The trucking industry is similar to the automotive industry in that carriers have reduced capacity in response to lower freight volumes just as General Motors reduced manufacturing capacity in response to lower auto sales. Auto sales are not booming and are not going to any time in the near future, but GM's profits will expand since the company has matched capacity to lower sales volumes, just as trucking's profits will expand due to lower freight capacity.
Supply chain indicators imply the growth rate of linehaul freight volumes will moderate during the second half of 2010 as industrial production aligns with the rate of final sales to domestic purchasers (Chart A). If production remained at higher growth rates for an extended period of time than final sales dictate, then the inventories of retailers and wholesalers would become excessive again. Industrial production (Chart B) can sustain strong growth rates during the second half of 2010 if the rate of final sales to domestic purchasers accelerates. Final sales to domestic purchasers will continue to expand at sluggish to moderate growth rates since consumers are shifting a portion of income to debt reduction and savings, resulting in tight discretionary budgets.

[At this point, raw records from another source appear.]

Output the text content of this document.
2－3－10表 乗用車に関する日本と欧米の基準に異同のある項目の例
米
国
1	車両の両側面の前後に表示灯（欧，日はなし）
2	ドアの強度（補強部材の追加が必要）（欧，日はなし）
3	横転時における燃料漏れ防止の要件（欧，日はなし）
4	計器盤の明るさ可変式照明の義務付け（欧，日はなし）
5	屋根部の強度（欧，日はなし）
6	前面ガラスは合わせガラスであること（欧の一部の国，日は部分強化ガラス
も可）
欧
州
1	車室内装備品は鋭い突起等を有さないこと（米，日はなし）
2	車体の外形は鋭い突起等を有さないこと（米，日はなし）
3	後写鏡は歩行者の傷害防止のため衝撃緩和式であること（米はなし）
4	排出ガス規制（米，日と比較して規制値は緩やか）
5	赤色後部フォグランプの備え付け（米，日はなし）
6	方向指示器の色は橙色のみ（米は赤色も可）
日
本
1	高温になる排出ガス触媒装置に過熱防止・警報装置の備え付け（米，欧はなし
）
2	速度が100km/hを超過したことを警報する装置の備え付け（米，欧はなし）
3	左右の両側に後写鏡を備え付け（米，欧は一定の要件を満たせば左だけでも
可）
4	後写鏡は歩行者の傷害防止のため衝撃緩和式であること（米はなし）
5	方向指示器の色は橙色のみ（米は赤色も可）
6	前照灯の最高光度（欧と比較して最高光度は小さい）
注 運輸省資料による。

A moderate freight recovery alone does not imply carriers can shift their focus from a survival mentality to developing strategic plans. Carriers have downsized, just like the auto industry, and are now making profits on lower freight volumes. In the short term, moderate freight growth will lead to carriers' profits gaining momentum as higher fleet capacity utilization implies pricing power is shifting to carriers, resulting in higher profit margins.
Improved profits and an increase in the loads-available-to-trucks ratio provides carriers the opportunity to enact strategic plans, such as developing dedicated contract services, penetrating shorter linehaul applications, or developing/expanding brokerage operations. The increase in the loads-available-to-trucks ratio also provides opportunities for carriers to restructure customer bases by dropping less profitable customers or developing services that increase profitability, such as consolidating truckload shipments on specific routes.
In the medium term, the financial system will remain weak so credit availability will remain tight. Well-capitalized carriers can take advantage of this opportunity through strategic acquisitions of other carriers. This can help expand a carrier's geographic base, service offerings, or truck utilization by increasing penetration in specific regions.
In short, a moderate freight recovery is causing profits to gradually gain momentum; as a result, the focus of carriers is shifting to strategic initiatives. Carriers should begin to develop and execute strategic plans because competitors are already doing that. You do not want to be at a competitive disadvantage in the future due to complacency and satisfaction in just surviving the Great Recession.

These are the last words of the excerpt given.